As at March end, YES Bank’s loan book stood at Rs 1.81 lakh crore, up 8.5 percent on a year-on-year basis. Deposits, at Rs 1.97 lakh crore, rose 21 percent compared to March 2021.
The bank’s net interest income (NII) or the difference between interest earned and interest expended grew 84.4 percent on-year to Rs 1,819 crore in Q4FY22. Net interest margin came in at 2.5 percent, up 90 basis points (bps) annually and 10 bps sequentially. Gross and net NPA ratios stood at 13.9 percent and 4.5 percent as on March end, lower than 14.7 percent and 5.3 percent in the previous quarter, respectively.
Slippages at Rs 5,795 crore as of March 2022, halved from Rs 12,035 crore at the end of March 2021.

Outlook
Though lower on a yearly basis, YES Bank’s bad loans are higher compared to its peers including Axis Bank and Federal Bank, which have gross bad loans in lower single digit territory.
“We would be coming down to around 10 percent range on GNPA and net NPA number we will be targeting is 3 percent,” Kumar told Moneycontrol.
“The way we will proceed, in terms of formation of our ARC where we would like to transfer all the NPA pool, there would be hardly any NPAs,” he added.

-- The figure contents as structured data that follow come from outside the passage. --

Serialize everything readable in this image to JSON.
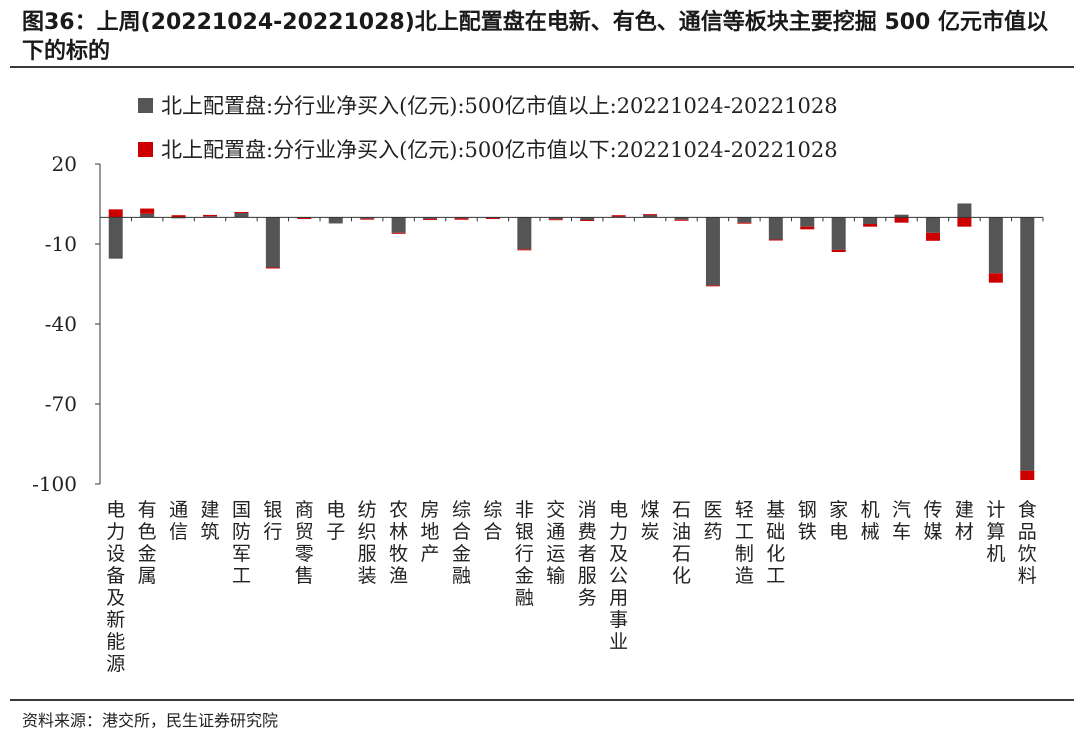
{
  "figure": {
    "title": "图36：上周(20221024-20221028)北上配置盘在电新、有色、通信等板块主要挖掘 500 亿元市值以下的标的",
    "source": "资料来源：港交所，民生证券研究院"
  },
  "chart_data": {
    "type": "bar",
    "stacked": true,
    "categories": [
      "电力设备及新能源",
      "有色金属",
      "通信",
      "建筑",
      "国防军工",
      "银行",
      "商贸零售",
      "电子",
      "纺织服装",
      "农林牧渔",
      "房地产",
      "综合金融",
      "综合",
      "非银行金融",
      "交通运输",
      "消费者服务",
      "电力及公用事业",
      "煤炭",
      "石油石化",
      "医药",
      "轻工制造",
      "基础化工",
      "钢铁",
      "家电",
      "机械",
      "汽车",
      "传媒",
      "建材",
      "计算机",
      "食品饮料"
    ],
    "series": [
      {
        "name": "北上配置盘:分行业净买入(亿元):500亿市值以上:20221024-20221028",
        "color": "#555555",
        "values": [
          -15.5,
          1.3,
          -0.2,
          0.4,
          1.7,
          -18.8,
          -0.2,
          -2.3,
          -0.5,
          -5.8,
          -0.6,
          -0.4,
          -0.2,
          -12.0,
          -0.7,
          -1.0,
          0.3,
          1.0,
          -0.9,
          -25.5,
          -2.0,
          -8.3,
          -3.5,
          -12.2,
          -2.5,
          1.0,
          -5.8,
          5.2,
          -21.0,
          -95.0
        ]
      },
      {
        "name": "北上配置盘:分行业净买入(亿元):500亿市值以下:20221024-20221028",
        "color": "#cc0000",
        "values": [
          3.0,
          2.0,
          0.8,
          0.5,
          0.3,
          -0.3,
          -0.4,
          0.0,
          -0.2,
          -0.2,
          -0.3,
          -0.5,
          -0.4,
          -0.3,
          -0.2,
          -0.2,
          0.5,
          0.2,
          -0.2,
          -0.3,
          -0.3,
          -0.4,
          -1.0,
          -0.8,
          -1.0,
          -2.0,
          -3.0,
          -3.5,
          -3.5,
          -3.5
        ]
      }
    ],
    "ylim": [
      -100,
      20
    ],
    "yticks": [
      20,
      -10,
      -40,
      -70,
      -100
    ],
    "ytick_labels": [
      "20",
      "-10",
      "-40",
      "-70",
      "-100"
    ],
    "legend_position": "top",
    "grid": false
  }
}
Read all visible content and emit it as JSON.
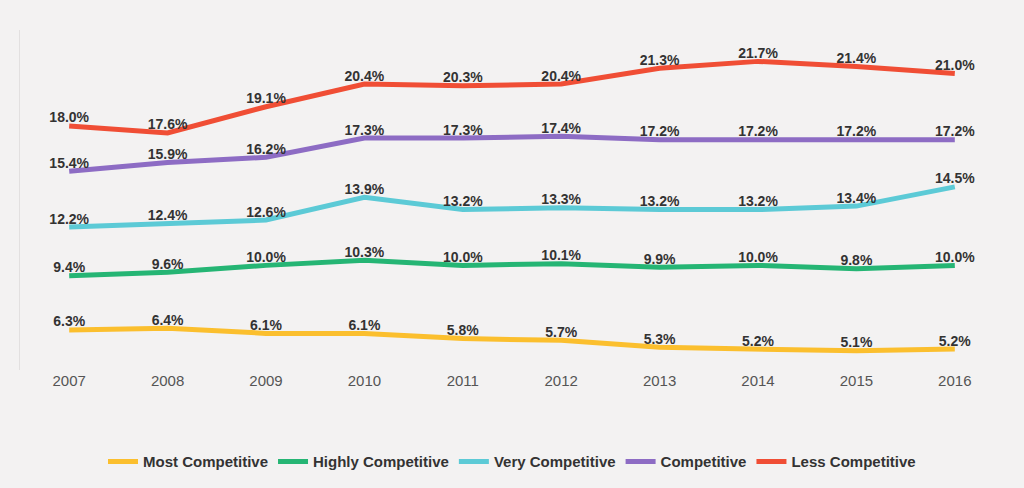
{
  "chart_data": {
    "type": "line",
    "categories": [
      "2007",
      "2008",
      "2009",
      "2010",
      "2011",
      "2012",
      "2013",
      "2014",
      "2015",
      "2016"
    ],
    "series": [
      {
        "name": "Most Competitive",
        "color": "#fbbf2e",
        "values": [
          6.3,
          6.4,
          6.1,
          6.1,
          5.8,
          5.7,
          5.3,
          5.2,
          5.1,
          5.2
        ],
        "value_labels": [
          "6.3%",
          "6.4%",
          "6.1%",
          "6.1%",
          "5.8%",
          "5.7%",
          "5.3%",
          "5.2%",
          "5.1%",
          "5.2%"
        ]
      },
      {
        "name": "Highly Competitive",
        "color": "#25b574",
        "values": [
          9.4,
          9.6,
          10.0,
          10.3,
          10.0,
          10.1,
          9.9,
          10.0,
          9.8,
          10.0
        ],
        "value_labels": [
          "9.4%",
          "9.6%",
          "10.0%",
          "10.3%",
          "10.0%",
          "10.1%",
          "9.9%",
          "10.0%",
          "9.8%",
          "10.0%"
        ]
      },
      {
        "name": "Very Competitive",
        "color": "#5ccad6",
        "values": [
          12.2,
          12.4,
          12.6,
          13.9,
          13.2,
          13.3,
          13.2,
          13.2,
          13.4,
          14.5
        ],
        "value_labels": [
          "12.2%",
          "12.4%",
          "12.6%",
          "13.9%",
          "13.2%",
          "13.3%",
          "13.2%",
          "13.2%",
          "13.4%",
          "14.5%"
        ]
      },
      {
        "name": "Competitive",
        "color": "#8d6cc4",
        "values": [
          15.4,
          15.9,
          16.2,
          17.3,
          17.3,
          17.4,
          17.2,
          17.2,
          17.2,
          17.2
        ],
        "value_labels": [
          "15.4%",
          "15.9%",
          "16.2%",
          "17.3%",
          "17.3%",
          "17.4%",
          "17.2%",
          "17.2%",
          "17.2%",
          "17.2%"
        ]
      },
      {
        "name": "Less Competitive",
        "color": "#f04e35",
        "values": [
          18.0,
          17.6,
          19.1,
          20.4,
          20.3,
          20.4,
          21.3,
          21.7,
          21.4,
          21.0
        ],
        "value_labels": [
          "18.0%",
          "17.6%",
          "19.1%",
          "20.4%",
          "20.3%",
          "20.4%",
          "21.3%",
          "21.7%",
          "21.4%",
          "21.0%"
        ]
      }
    ],
    "ylim": [
      4,
      23.5
    ],
    "grid": false,
    "legend": "bottom",
    "data_labels": true,
    "tick_labels": "x"
  }
}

The formation of ARC is crucial for the bank to offload its toxic assets and focus on growth, experts said.
“Overall, rise in recoveries and upgrade coupled with lower slippages resulted in lower GNPA and reduction in labelled exposure. Although GNPAs are expected to trend downwards with improved recoveries, trajectory will also be contingent on stress pool sale,” ICICI Securities said.
As per Anand Dama, head of BFSI research at Emkay Global Financial services, YES Bank could have tapped existing ARCs including the newly launched National Asset Reconstruction Company for the sale of bad loans.

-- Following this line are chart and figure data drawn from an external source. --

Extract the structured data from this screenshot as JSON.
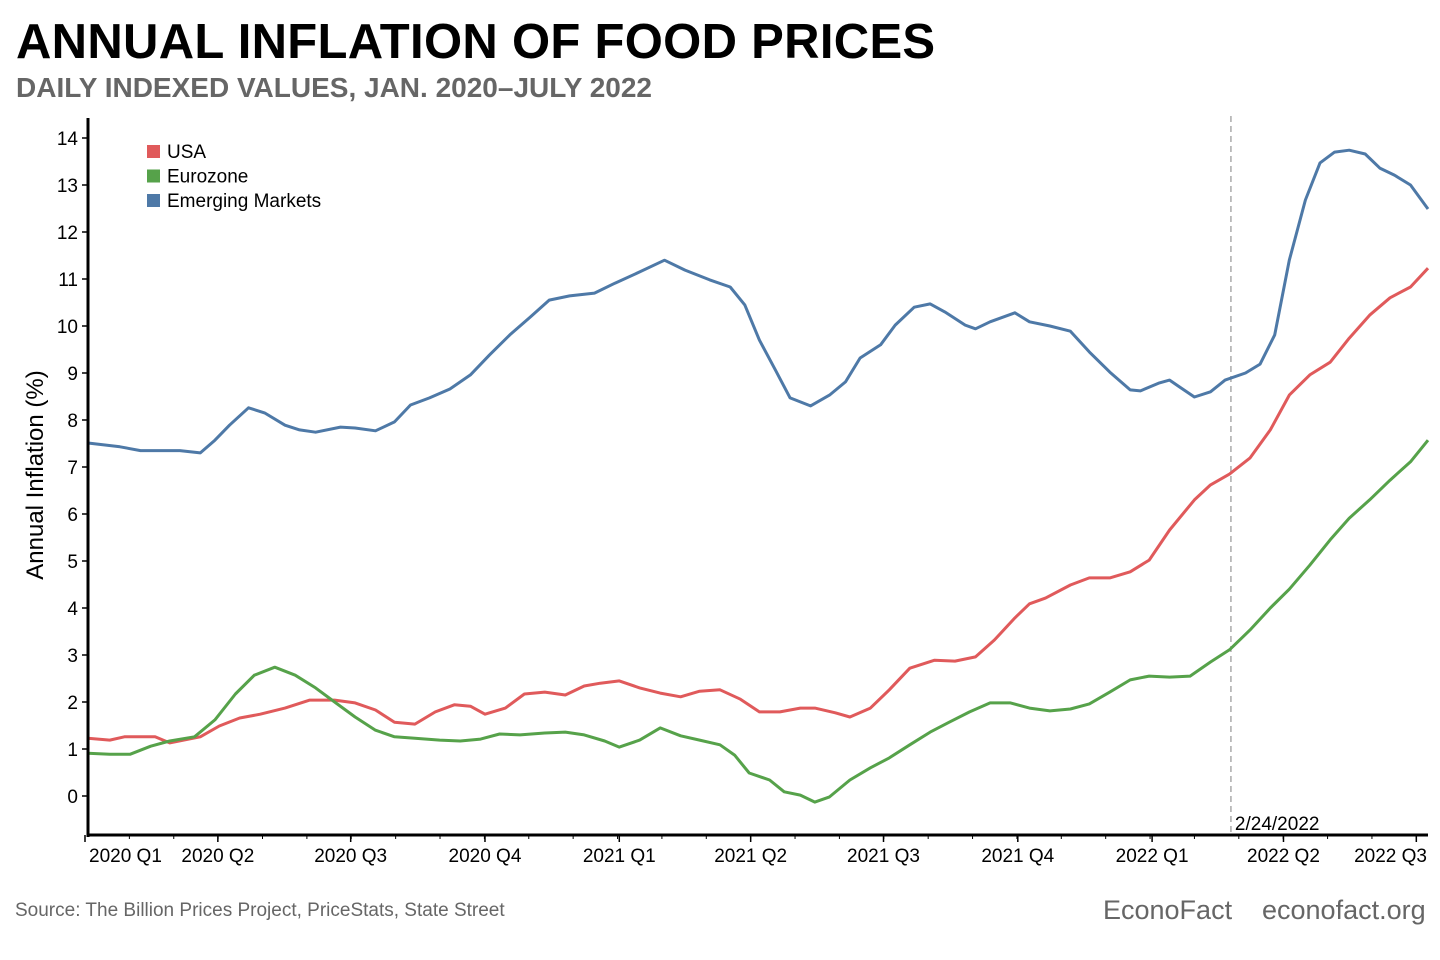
{
  "chart_data": {
    "type": "line",
    "title": "ANNUAL INFLATION OF FOOD PRICES",
    "subtitle": "DAILY INDEXED VALUES, JAN. 2020–JULY 2022",
    "xlabel": "",
    "ylabel": "Annual Inflation (%)",
    "x_unit": "days since 2020-01-01",
    "xlim": [
      0,
      920
    ],
    "ylim": [
      -0.85,
      14.6
    ],
    "yticks": [
      0,
      1,
      2,
      3,
      4,
      5,
      6,
      7,
      8,
      9,
      10,
      11,
      12,
      13,
      14
    ],
    "xticks": [
      {
        "label": "2020 Q1",
        "x": 0
      },
      {
        "label": "2020 Q2",
        "x": 91
      },
      {
        "label": "2020 Q3",
        "x": 182
      },
      {
        "label": "2020 Q4",
        "x": 274
      },
      {
        "label": "2021 Q1",
        "x": 366
      },
      {
        "label": "2021 Q2",
        "x": 456
      },
      {
        "label": "2021 Q3",
        "x": 547
      },
      {
        "label": "2021 Q4",
        "x": 639
      },
      {
        "label": "2022 Q1",
        "x": 731
      },
      {
        "label": "2022 Q2",
        "x": 821
      },
      {
        "label": "2022 Q3",
        "x": 912
      }
    ],
    "grid": false,
    "legend_position": "top-left",
    "annotation": {
      "label": "2/24/2022",
      "x": 785
    },
    "series": [
      {
        "name": "USA",
        "color": "#e05a5b",
        "x": [
          2,
          17,
          27,
          48,
          58,
          79,
          92,
          106,
          120,
          137,
          154,
          171,
          185,
          199,
          212,
          226,
          240,
          253,
          264,
          274,
          288,
          301,
          315,
          329,
          342,
          353,
          366,
          380,
          394,
          408,
          421,
          435,
          449,
          462,
          476,
          490,
          500,
          514,
          524,
          538,
          551,
          565,
          582,
          596,
          610,
          623,
          637,
          647,
          658,
          675,
          688,
          702,
          716,
          729,
          743,
          760,
          771,
          784,
          798,
          812,
          825,
          839,
          853,
          866,
          880,
          894,
          908,
          920
        ],
        "y": [
          1.23,
          1.19,
          1.26,
          1.26,
          1.13,
          1.26,
          1.49,
          1.66,
          1.74,
          1.87,
          2.04,
          2.04,
          1.98,
          1.83,
          1.57,
          1.53,
          1.79,
          1.94,
          1.91,
          1.74,
          1.87,
          2.17,
          2.21,
          2.15,
          2.34,
          2.4,
          2.45,
          2.3,
          2.19,
          2.11,
          2.23,
          2.26,
          2.06,
          1.79,
          1.79,
          1.87,
          1.87,
          1.77,
          1.68,
          1.87,
          2.26,
          2.72,
          2.89,
          2.87,
          2.96,
          3.32,
          3.79,
          4.09,
          4.21,
          4.49,
          4.64,
          4.64,
          4.77,
          5.02,
          5.66,
          6.3,
          6.62,
          6.85,
          7.19,
          7.79,
          8.53,
          8.96,
          9.23,
          9.74,
          10.23,
          10.6,
          10.83,
          11.23
        ]
      },
      {
        "name": "Eurozone",
        "color": "#56a24a",
        "x": [
          2,
          17,
          31,
          45,
          58,
          75,
          89,
          103,
          116,
          130,
          144,
          158,
          171,
          185,
          199,
          212,
          226,
          243,
          257,
          271,
          284,
          298,
          315,
          329,
          342,
          356,
          366,
          380,
          394,
          408,
          421,
          435,
          445,
          455,
          469,
          479,
          490,
          500,
          510,
          524,
          538,
          551,
          565,
          579,
          592,
          606,
          620,
          634,
          647,
          661,
          675,
          688,
          702,
          716,
          729,
          743,
          757,
          771,
          784,
          798,
          812,
          825,
          839,
          853,
          866,
          880,
          894,
          908,
          920
        ],
        "y": [
          0.91,
          0.89,
          0.89,
          1.06,
          1.17,
          1.26,
          1.62,
          2.17,
          2.57,
          2.74,
          2.57,
          2.3,
          2.0,
          1.68,
          1.4,
          1.26,
          1.23,
          1.19,
          1.17,
          1.21,
          1.32,
          1.3,
          1.34,
          1.36,
          1.3,
          1.17,
          1.04,
          1.19,
          1.45,
          1.28,
          1.19,
          1.09,
          0.87,
          0.49,
          0.34,
          0.09,
          0.02,
          -0.13,
          -0.02,
          0.34,
          0.6,
          0.81,
          1.09,
          1.36,
          1.57,
          1.79,
          1.98,
          1.98,
          1.87,
          1.81,
          1.85,
          1.96,
          2.21,
          2.47,
          2.55,
          2.53,
          2.55,
          2.85,
          3.11,
          3.53,
          4.0,
          4.4,
          4.91,
          5.45,
          5.91,
          6.3,
          6.72,
          7.11,
          7.57
        ]
      },
      {
        "name": "Emerging Markets",
        "color": "#4e79a7",
        "x": [
          2,
          24,
          38,
          65,
          79,
          89,
          99,
          112,
          123,
          137,
          147,
          158,
          175,
          185,
          199,
          212,
          223,
          236,
          250,
          264,
          277,
          291,
          305,
          318,
          332,
          349,
          363,
          380,
          397,
          411,
          428,
          442,
          452,
          462,
          473,
          483,
          497,
          510,
          521,
          531,
          545,
          555,
          568,
          579,
          589,
          603,
          610,
          620,
          637,
          647,
          661,
          675,
          688,
          702,
          716,
          723,
          736,
          743,
          750,
          760,
          771,
          781,
          795,
          805,
          815,
          825,
          836,
          846,
          856,
          866,
          877,
          887,
          897,
          908,
          920
        ],
        "y": [
          7.51,
          7.43,
          7.35,
          7.35,
          7.3,
          7.57,
          7.89,
          8.26,
          8.15,
          7.89,
          7.79,
          7.74,
          7.85,
          7.83,
          7.77,
          7.96,
          8.32,
          8.47,
          8.66,
          8.96,
          9.38,
          9.81,
          10.19,
          10.55,
          10.64,
          10.7,
          10.91,
          11.15,
          11.4,
          11.19,
          10.98,
          10.83,
          10.45,
          9.7,
          9.06,
          8.47,
          8.3,
          8.53,
          8.81,
          9.32,
          9.6,
          10.02,
          10.4,
          10.47,
          10.3,
          10.02,
          9.94,
          10.09,
          10.28,
          10.09,
          10.0,
          9.89,
          9.45,
          9.02,
          8.64,
          8.62,
          8.79,
          8.85,
          8.7,
          8.49,
          8.6,
          8.85,
          9.0,
          9.19,
          9.81,
          11.4,
          12.68,
          13.47,
          13.7,
          13.74,
          13.66,
          13.36,
          13.21,
          13.0,
          12.49
        ]
      }
    ]
  },
  "footer": {
    "source": "Source: The Billion Prices Project, PriceStats, State Street",
    "brand": "EconoFact",
    "site": "econofact.org"
  }
}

“The RBI’s approval remains a major challenge as in the past the regulator has not been in favour of private bank-led ARCs, as other banks may make similar demands,” Dama said.
“The prospects of the next round of capital raise to shore up its otherwise subpar core capital base too are tied to balance sheet clean-up and the roadmap to steer the bank into sustainably high growth cum profitability phase,” he added.

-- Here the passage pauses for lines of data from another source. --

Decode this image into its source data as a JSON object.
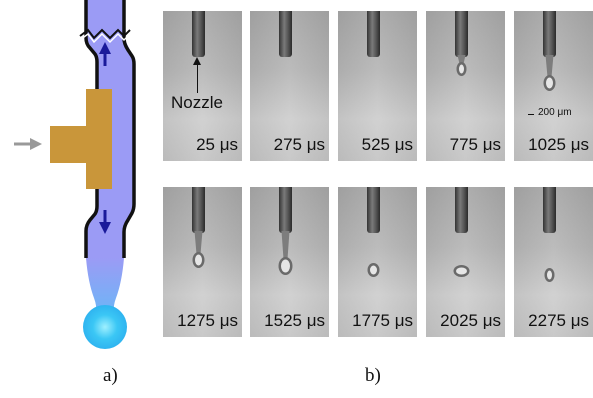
{
  "colors": {
    "fluid": "#9b9bf5",
    "piezo": "#c9963a",
    "arrow_blue": "#1a1a9a",
    "droplet": "#37c6f2",
    "input_arrow": "#999999"
  },
  "panel_a": {
    "caption": "a)",
    "icons": [
      "input-arrow-icon",
      "flow-up-arrow-icon",
      "flow-down-arrow-icon",
      "break-mark-icon"
    ]
  },
  "panel_b": {
    "caption": "b)",
    "nozzle_label": "Nozzle",
    "scale_label": "200 μm",
    "frames": [
      {
        "time": "25 μs"
      },
      {
        "time": "275 μs"
      },
      {
        "time": "525 μs"
      },
      {
        "time": "775 μs"
      },
      {
        "time": "1025 μs"
      },
      {
        "time": "1275 μs"
      },
      {
        "time": "1525 μs"
      },
      {
        "time": "1775 μs"
      },
      {
        "time": "2025 μs"
      },
      {
        "time": "2275 μs"
      }
    ]
  }
}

The bank’s management is hopeful of RBI approval for the ARC by June end and this will be a key near-term monitorable for YES Bank, analysts said.
“Business models and business strategies of individual entities should be conscious choices that are adopted following a robust strategic discussion in the board, after considering all relevant aspects. Businesses should avoid aggressive short-term reward-seeking culture, without regard for the build-up of excessive risks in the balance sheet,” RBI governor Shaktikanta Das said in his Azadi ka Amrit Mahotsav speech on June 9.
Das said the common characteristics of some inappropriate business models are inappropriate funding structure, building asset-liability mismatches that are highly risky and not sustainable, unrealistic strategic assumptions, particularly excessive optimism about capabilities, growth opportunities and market trends which may lead to poor strategic decisions that imperil business model viability.
Further, over-focus on business considerations with neglect of risk, control and compliance systems are also the common cause of business failures, as per Das.
“As I said earlier, risk-taking is the essence of doing business. What I am now emphasising is the need to carefully weigh the upsides and downsides of every risk before embarking upon it,” Das said.